Lu Jianing, Wang Cheng, Zhang Yingkai
Department of Chemistry , New York University , New York , New York 10003 , United States.
NYU-ECNU Center for Computational Chemistry , New York University Shanghai , Shanghai 200062 , P. R. China.
J Chem Theory Comput. 2019 Jul 9;15(7):4113-4121. doi: 10.1021/acs.jctc.9b00001. Epub 2019 Jun 12.

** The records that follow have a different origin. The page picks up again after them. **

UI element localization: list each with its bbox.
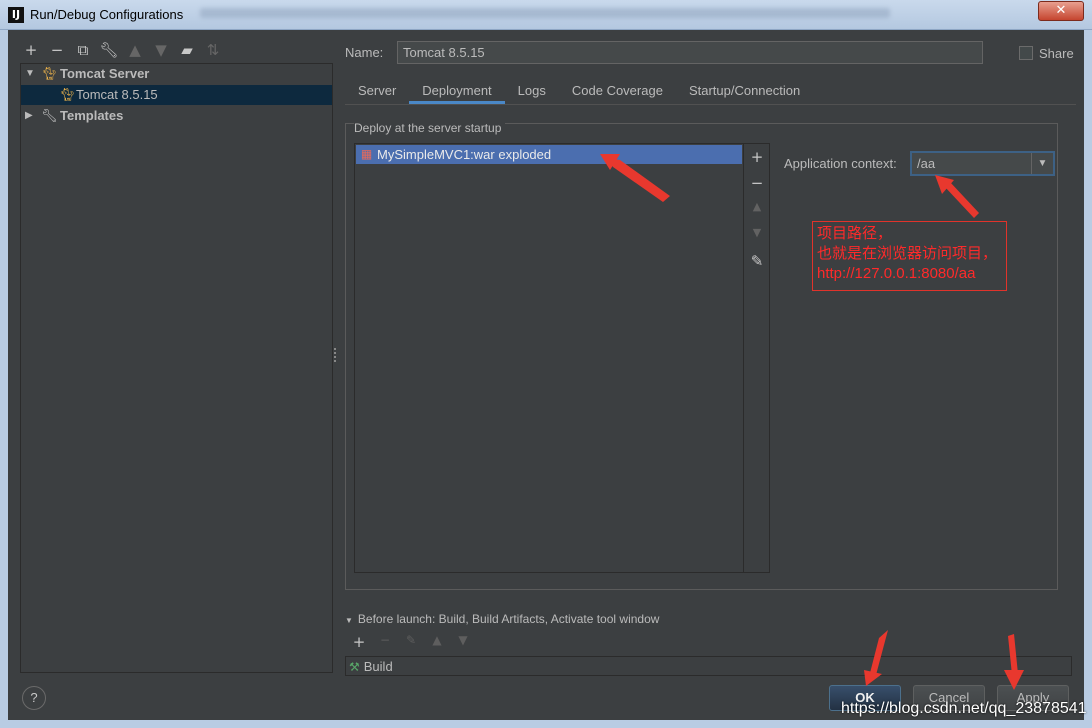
- dialog-content: + − ⧉ 🔧︎ ▲ ▼ ▰ ⇅ ▼ 🐈︎ Tomcat Server 🐈︎ T…: [8, 30, 1087, 720]
- config-tree: ▼ 🐈︎ Tomcat Server 🐈︎ Tomcat 8.5.15 ▶ 🔧︎…: [20, 63, 333, 673]
- config-tabs: Server Deployment Logs Code Coverage Sta…: [345, 80, 813, 104]
- tree-item-templates[interactable]: ▶ 🔧︎ Templates: [21, 106, 332, 126]
- annotation-line: http://127.0.0.1:8080/aa: [817, 265, 976, 282]
- annotation-line: 项目路径，: [817, 225, 893, 242]
- close-window-button[interactable]: ✕: [1038, 1, 1084, 21]
- remove-artifact-icon[interactable]: −: [744, 174, 770, 194]
- arrow-down-icon[interactable]: ▼: [452, 633, 474, 653]
- plus-icon[interactable]: +: [348, 633, 370, 653]
- blurred-path: [200, 8, 890, 18]
- tree-item-tomcat-8515[interactable]: 🐈︎ Tomcat 8.5.15: [21, 85, 332, 105]
- arrow-up-icon[interactable]: ▲: [426, 633, 448, 653]
- copy-icon[interactable]: ⧉: [72, 40, 94, 60]
- tab-code-coverage[interactable]: Code Coverage: [559, 80, 676, 104]
- application-context-label: Application context:: [784, 156, 897, 171]
- annotation-line: 也就是在浏览器访问项目，: [817, 245, 998, 262]
- artifact-label: MySimpleMVC1:war exploded: [377, 147, 552, 162]
- move-down-icon[interactable]: ▼: [744, 226, 770, 246]
- tabs-divider: [345, 104, 1076, 105]
- hammer-icon: ⚒: [349, 660, 360, 674]
- annotation-note: 项目路径， 也就是在浏览器访问项目， http://127.0.0.1:8080…: [812, 221, 1007, 291]
- window-title: Run/Debug Configurations: [30, 7, 184, 22]
- edit-pencil-icon[interactable]: ✎: [400, 633, 422, 653]
- build-label: Build: [363, 659, 393, 674]
- list-item[interactable]: ⚒ Build: [349, 658, 393, 676]
- minus-icon[interactable]: −: [46, 40, 68, 60]
- share-checkbox[interactable]: [1019, 46, 1033, 60]
- application-context-combo[interactable]: /aa ▼: [910, 151, 1055, 176]
- tomcat-icon: 🐈︎: [59, 87, 76, 102]
- before-launch-title: Before launch: Build, Build Artifacts, A…: [357, 612, 660, 626]
- plus-icon[interactable]: +: [20, 40, 42, 60]
- name-field[interactable]: Tomcat 8.5.15: [397, 41, 983, 64]
- tab-deployment[interactable]: Deployment: [409, 80, 505, 104]
- chevron-down-icon[interactable]: ▼: [1031, 153, 1053, 174]
- artifact-icon: ▦: [360, 147, 373, 161]
- chevron-down-icon[interactable]: ▼: [25, 64, 37, 84]
- application-context-value: /aa: [917, 156, 936, 171]
- edit-pencil-icon[interactable]: ✎: [744, 252, 770, 272]
- intellij-icon: IJ: [8, 7, 24, 23]
- tomcat-icon: 🐈︎: [41, 66, 58, 81]
- wrench-icon[interactable]: 🔧︎: [98, 40, 120, 60]
- folder-plus-icon[interactable]: ▰: [176, 40, 198, 60]
- tab-startup-connection[interactable]: Startup/Connection: [676, 80, 813, 104]
- window-frame-left: [0, 30, 8, 728]
- arrow-up-icon[interactable]: ▲: [124, 40, 146, 60]
- splitter-handle[interactable]: [334, 348, 338, 362]
- tree-item-label: Tomcat Server: [60, 66, 150, 81]
- tree-item-label: Tomcat 8.5.15: [76, 87, 158, 102]
- title-bar: IJ Run/Debug Configurations ✕: [0, 0, 1092, 30]
- arrow-down-icon[interactable]: ▼: [150, 40, 172, 60]
- add-artifact-icon[interactable]: +: [744, 148, 770, 168]
- before-launch-header[interactable]: ▼ Before launch: Build, Build Artifacts, …: [345, 612, 659, 626]
- tab-server[interactable]: Server: [345, 80, 409, 104]
- window-frame-right: [1084, 30, 1092, 728]
- deploy-section-title: Deploy at the server startup: [354, 121, 506, 135]
- tree-item-label: Templates: [60, 108, 124, 123]
- window-frame-bottom: [0, 720, 1092, 728]
- before-launch-toolbar: + − ✎ ▲ ▼: [348, 633, 474, 653]
- chevron-right-icon[interactable]: ▶: [25, 106, 37, 126]
- list-item[interactable]: ▦ MySimpleMVC1:war exploded: [356, 145, 742, 164]
- sort-icon[interactable]: ⇅: [202, 40, 224, 60]
- chevron-down-icon: ▼: [345, 616, 353, 625]
- watermark-text: https://blog.csdn.net/qq_23878541: [841, 700, 1087, 717]
- minus-icon[interactable]: −: [374, 633, 396, 653]
- deploy-list-toolbar: + − ▲ ▼ ✎: [744, 143, 770, 573]
- help-button[interactable]: ?: [22, 686, 46, 710]
- share-label: Share: [1039, 46, 1074, 61]
- move-up-icon[interactable]: ▲: [744, 200, 770, 220]
- config-toolbar: + − ⧉ 🔧︎ ▲ ▼ ▰ ⇅: [20, 40, 224, 60]
- before-launch-list: ⚒ Build: [345, 656, 1072, 676]
- name-label: Name:: [345, 45, 384, 60]
- tree-item-tomcat-server[interactable]: ▼ 🐈︎ Tomcat Server: [21, 64, 332, 84]
- tab-logs[interactable]: Logs: [505, 80, 559, 104]
- wrench-icon: 🔧︎: [41, 108, 58, 123]
- deploy-artifact-list[interactable]: ▦ MySimpleMVC1:war exploded: [354, 143, 744, 573]
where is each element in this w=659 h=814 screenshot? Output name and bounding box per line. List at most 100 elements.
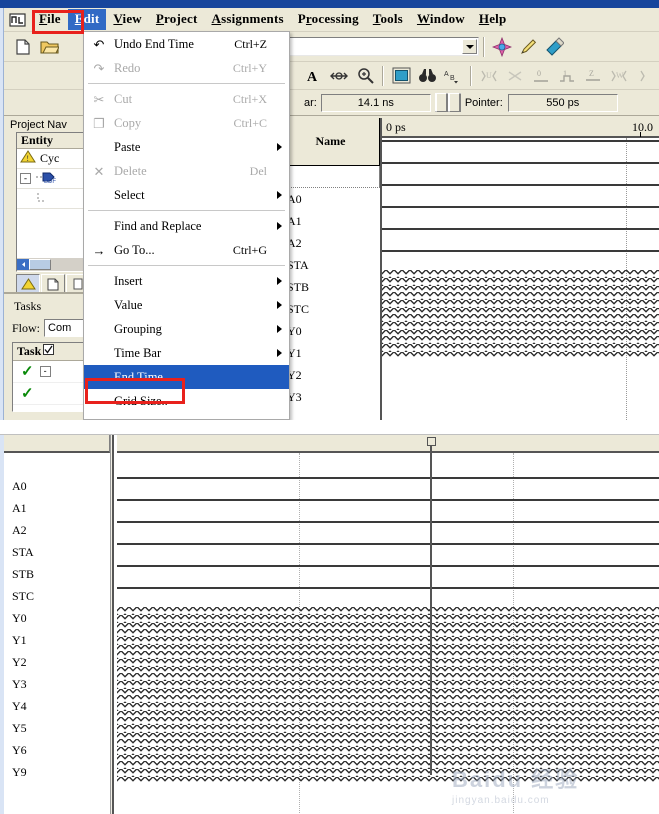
compile-star-icon[interactable] <box>490 35 514 59</box>
signal-name[interactable]: Y2 <box>4 651 110 673</box>
signal-name[interactable]: Y0 <box>281 320 380 342</box>
open-folder-button[interactable] <box>37 35 61 59</box>
time-cursor-flag[interactable] <box>427 437 436 446</box>
waveform-row[interactable] <box>382 182 659 204</box>
menu-view[interactable]: View <box>106 9 148 30</box>
signal-name[interactable]: STC <box>281 298 380 320</box>
waveform-row[interactable] <box>117 585 659 607</box>
find-binoculars-icon[interactable] <box>415 64 439 88</box>
waveform-row[interactable] <box>117 629 659 651</box>
tab-files[interactable] <box>41 274 65 294</box>
signal-name[interactable]: Y1 <box>4 629 110 651</box>
hierarchy-combo-arrow[interactable] <box>462 39 477 54</box>
waveform-row[interactable] <box>382 226 659 248</box>
pencil-edit-icon[interactable] <box>516 35 540 59</box>
edit-menu-item-grouping[interactable]: Grouping <box>84 317 289 341</box>
waveform-row[interactable] <box>382 138 659 160</box>
edit-menu-item-time-bar[interactable]: Time Bar <box>84 341 289 365</box>
signal-name[interactable]: Y3 <box>281 386 380 408</box>
menu-window[interactable]: Window <box>410 9 472 30</box>
waveform-row[interactable] <box>117 563 659 585</box>
time-cursor-line[interactable] <box>430 441 432 775</box>
zoom-in-icon[interactable] <box>353 64 377 88</box>
tree-expander-icon[interactable]: - <box>20 173 31 184</box>
tab-hierarchy[interactable] <box>16 274 40 294</box>
vector-file-icon[interactable] <box>542 35 566 59</box>
waveform-row[interactable] <box>117 739 659 761</box>
signal-name[interactable]: STC <box>4 585 110 607</box>
edit-menu-item-insert[interactable]: Insert <box>84 269 289 293</box>
signal-name[interactable]: A2 <box>4 519 110 541</box>
task-expander-icon[interactable]: - <box>39 366 51 377</box>
edit-menu-dropdown[interactable]: ↶ Undo End Time Ctrl+Z ↷ Redo Ctrl+Y ✂ Cut Ctrl+… <box>83 31 290 420</box>
signal-name[interactable]: STA <box>281 254 380 276</box>
text-tool-icon[interactable]: A <box>301 64 325 88</box>
waveform-row[interactable] <box>382 292 659 314</box>
new-file-button[interactable] <box>11 35 35 59</box>
master-time-value[interactable]: 14.1 ns <box>320 93 431 112</box>
edit-menu-item-value[interactable]: Value <box>84 293 289 317</box>
menu-edit[interactable]: Edit <box>67 9 107 30</box>
waveform-row[interactable] <box>117 607 659 629</box>
signal-name[interactable]: STA <box>4 541 110 563</box>
waveform-row[interactable] <box>117 519 659 541</box>
signal-name[interactable]: Y5 <box>4 717 110 739</box>
signal-name[interactable]: Y6 <box>4 739 110 761</box>
waveform-row[interactable] <box>117 761 659 783</box>
waveform-row[interactable] <box>117 717 659 739</box>
signal-name[interactable]: A0 <box>281 188 380 210</box>
edit-menu-item-undo-end-time[interactable]: ↶ Undo End Time Ctrl+Z <box>84 32 289 56</box>
signal-name[interactable]: STB <box>4 563 110 585</box>
waveform-row[interactable] <box>382 160 659 182</box>
menu-project[interactable]: Project <box>149 9 205 30</box>
edit-menu-item-find-and-replace[interactable]: Find and Replace <box>84 214 289 238</box>
bottom-waveform-canvas[interactable] <box>117 435 659 814</box>
edit-menu-item-go-to[interactable]: → Go To... Ctrl+G <box>84 238 289 262</box>
menu-tools[interactable]: Tools <box>366 9 410 30</box>
waveform-row[interactable] <box>382 270 659 292</box>
signal-name[interactable]: Y0 <box>4 607 110 629</box>
signal-name[interactable]: Y9 <box>4 761 110 783</box>
menu-help[interactable]: Help <box>472 9 514 30</box>
signal-name[interactable]: Y2 <box>281 364 380 386</box>
waveform-row[interactable] <box>117 475 659 497</box>
edit-menu-item-select[interactable]: Select <box>84 183 289 207</box>
fit-width-icon[interactable] <box>327 64 351 88</box>
signal-name[interactable]: Y1 <box>281 342 380 364</box>
hscroll-left-button[interactable] <box>17 259 29 270</box>
waveform-time-ruler[interactable]: 0 ps 10.0 <box>382 118 659 138</box>
waveform-canvas-top[interactable]: 0 ps 10.0 <box>380 118 659 420</box>
waveform-row[interactable] <box>382 336 659 358</box>
fullscreen-icon[interactable] <box>389 64 413 88</box>
time-spinner[interactable] <box>434 93 461 112</box>
signal-name[interactable]: A1 <box>281 210 380 232</box>
waveform-row[interactable] <box>117 695 659 717</box>
waveform-row[interactable] <box>382 314 659 336</box>
waveform-row[interactable] <box>117 651 659 673</box>
signal-name[interactable]: A1 <box>4 497 110 519</box>
waveform-row[interactable] <box>382 204 659 226</box>
signal-name[interactable]: Y4 <box>4 695 110 717</box>
edit-menu-item-end-time[interactable]: End Time.. <box>84 365 289 389</box>
waveform-row[interactable] <box>117 673 659 695</box>
signal-name[interactable]: A2 <box>281 232 380 254</box>
edit-menu-item-grid-size[interactable]: Grid Size.. <box>84 389 289 413</box>
waveform-row[interactable] <box>117 497 659 519</box>
edit-menu-item-paste[interactable]: Paste <box>84 135 289 159</box>
waveform-row[interactable] <box>117 541 659 563</box>
hierarchy-combo[interactable]: jy <box>264 37 479 56</box>
time-spin-right[interactable] <box>447 93 461 112</box>
hscroll-thumb[interactable] <box>29 259 51 270</box>
signal-name[interactable]: A0 <box>4 475 110 497</box>
bottom-column-divider[interactable] <box>110 435 114 814</box>
waveform-row[interactable] <box>382 248 659 270</box>
signal-name[interactable]: Y3 <box>4 673 110 695</box>
find-next-icon[interactable]: A B <box>441 64 465 88</box>
checkbox-header-icon[interactable] <box>43 344 55 359</box>
menu-processing[interactable]: Processing <box>291 9 366 30</box>
pointer-value[interactable]: 550 ps <box>507 93 618 112</box>
menu-assignments[interactable]: Assignments <box>204 9 290 30</box>
signal-name[interactable]: STB <box>281 276 380 298</box>
menu-file[interactable]: FFileile <box>32 9 68 30</box>
time-spin-left[interactable] <box>434 93 448 112</box>
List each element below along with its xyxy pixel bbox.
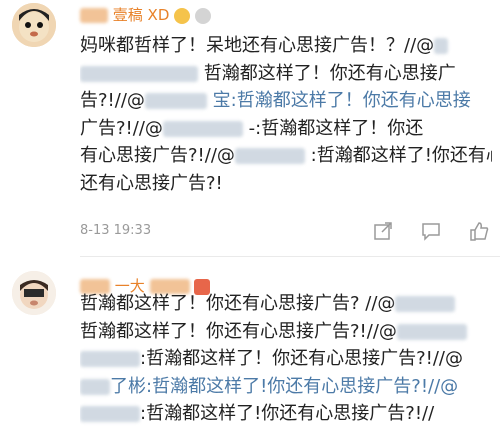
timestamp: 8-13 19:33 [80,223,152,238]
avatar[interactable] [12,271,56,315]
vip-badge-icon [174,7,191,24]
comment-item: 壹稿 XD 妈咪都哲样了！呆地还有心思接广告！？//@ 哲瀚都这样了！你还有心思… [0,0,500,258]
comment-icon[interactable] [420,220,442,242]
comment-text: 妈咪都哲样了！呆地还有心思接广告！？//@ 哲瀚都这样了！你还有心思接广 告?!… [80,35,492,194]
divider [80,256,500,257]
share-icon[interactable] [372,220,394,242]
like-icon[interactable] [468,220,490,242]
username[interactable]: 壹稿 XD [80,4,211,25]
comment-actions [372,220,490,242]
level-badge-icon [194,7,211,24]
avatar[interactable] [12,3,56,47]
comment-text: 哲瀚都这样了！你还有心思接广告? //@ 哲瀚都这样了！你还有心思接广告?!//… [80,290,492,428]
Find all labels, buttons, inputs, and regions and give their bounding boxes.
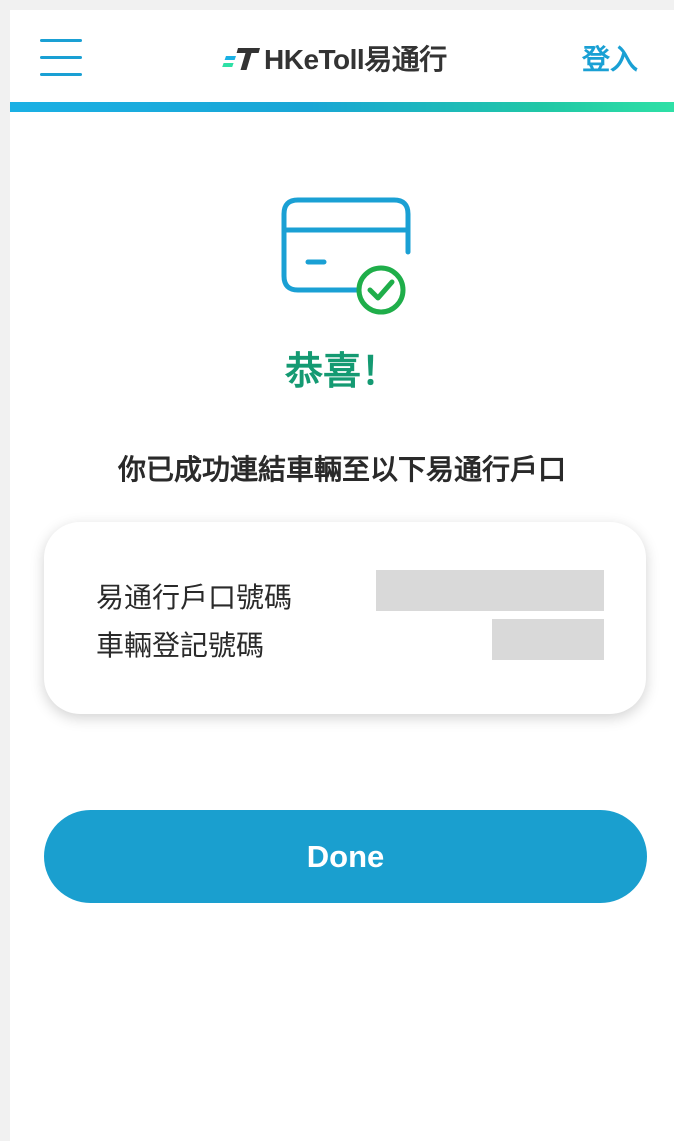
success-title: 恭喜！ bbox=[284, 349, 399, 393]
account-details-card: 易通行戶口號碼 車輛登記號碼 bbox=[44, 522, 646, 714]
hamburger-menu-icon[interactable] bbox=[36, 37, 82, 77]
hketoll-logo-icon bbox=[222, 48, 260, 70]
vehicle-plate-label: 車輛登記號碼 bbox=[96, 629, 265, 662]
login-link[interactable]: 登入 bbox=[582, 38, 638, 78]
page: HKeToll易通行 登入 恭喜！ 你已成功連結車輛至以下易通行戶口 易通行戶口… bbox=[10, 10, 674, 1141]
logo[interactable]: HKeToll易通行 bbox=[222, 38, 447, 78]
card-check-icon bbox=[281, 197, 411, 315]
done-button[interactable]: Done bbox=[44, 810, 647, 903]
header: HKeToll易通行 登入 bbox=[10, 10, 674, 102]
account-number-label: 易通行戶口號碼 bbox=[96, 581, 293, 614]
vehicle-plate-value bbox=[492, 619, 604, 660]
logo-text: HKeToll易通行 bbox=[264, 44, 447, 75]
header-gradient-bar bbox=[10, 102, 674, 112]
account-number-value bbox=[376, 570, 604, 611]
success-message: 你已成功連結車輛至以下易通行戶口 bbox=[117, 453, 566, 486]
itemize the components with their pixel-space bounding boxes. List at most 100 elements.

The use of neural networks to predict molecular properties calculated from high level quantum mechanical calculations has made significant advances in recent years, but most models need input geometries from DFT optimizations which limit their applicability in practice. In this work, we explored how machine learning can be used to predict molecular atomization energies and conformation stability using optimized geometries from Merck Molecular Force Field (MMFF). On the basis of the recently introduced deep tensor neural network (DTNN) approach, we first improved its training efficiency and performed an extensive search of its hyperparameters, and developed a DTNN_7ib model which has a test accuracy of 0.34 kcal/mol mean absolute error (MAE) on QM9 data set. Then using atomic vector representations in the DTNN_7ib model, we employed transfer learning (TL) strategy to train readout layers on the QM9 data set, in which QM properties are the same as in QM9 [calculated at the B3LYP/6-31G(2df,p) level] while molecular geometries are corresponding local minima optimized with MMFF94 force field. The developed TL_QM9 model can achieve an MAE of 0.79 kcal/mol using MMFF optimized geometries. Furthermore, we demonstrated that the same transfer learning strategy with the same atomic vector representation can be used to develop a machine learning model that can achieve an MAE of 0.51 kcal/mol in molecular energy prediction using MMFF geometries for an eMol9_C conformation data set, which consists of 9959 molecules and 88 234 conformations with energies calculated at the B3LYP/6-31G* level. Our results indicate that DFT-level accuracy of molecular energy prediction can be achieved using force-field optimized geometries and atomic vector representations learned from deep tensor neural network, and integrated molecular modeling and machine learning would be a promising approach to develop more powerful computational tools for molecular conformation analysis.
近年来,利用神经网络预测通过高水平量子力学计算得出的分子性质取得了显著进展,但大多数模型需要来自密度泛函理论(DFT)优化的输入几何结构,这限制了它们在实际中的适用性。在这项工作中,我们探索了如何使用机器学习,利用默克分子力场(MMFF)优化的几何结构来预测分子原子化能和构象稳定性。基于最近引入的深度张量神经网络(DTNN)方法,我们首先提高了其训练效率并对其超参数进行了广泛搜索,开发了一个DTNN_7ib模型,该模型在QM9数据集上的测试准确率为平均绝对误差(MAE)0.34千卡/摩尔。然后,在DTNN_7ib模型中使用原子向量表示,我们采用迁移学习(TL)策略在QM9数据集上训练读出层,其中QM性质与QM9中的相同[在B3LYP/6 - 31G(2df,p)水平计算],而分子几何结构是用MMFF94力场优化得到的相应局部最小值。所开发的TL_QM9模型使用MMFF优化的几何结构可实现MAE为0.79千卡/摩尔。此外,我们证明了使用相同的原子向量表示和相同的迁移学习策略,可以开发一个机器学习模型,对于由9959个分子和88234个构象组成的eMol9_C构象数据集,使用MMFF几何结构进行分子能量预测时,该模型可实现MAE为0.51千卡/摩尔,其能量在B3LYP/6 - 31G*水平计算。我们的结果表明,使用力场优化的几何结构和从深度张量神经网络学习的原子向量表示,可以实现分子能量预测的DFT水平精度,并且整合分子建模和机器学习将是开发更强大的分子构象分析计算工具的一种有前途的方法。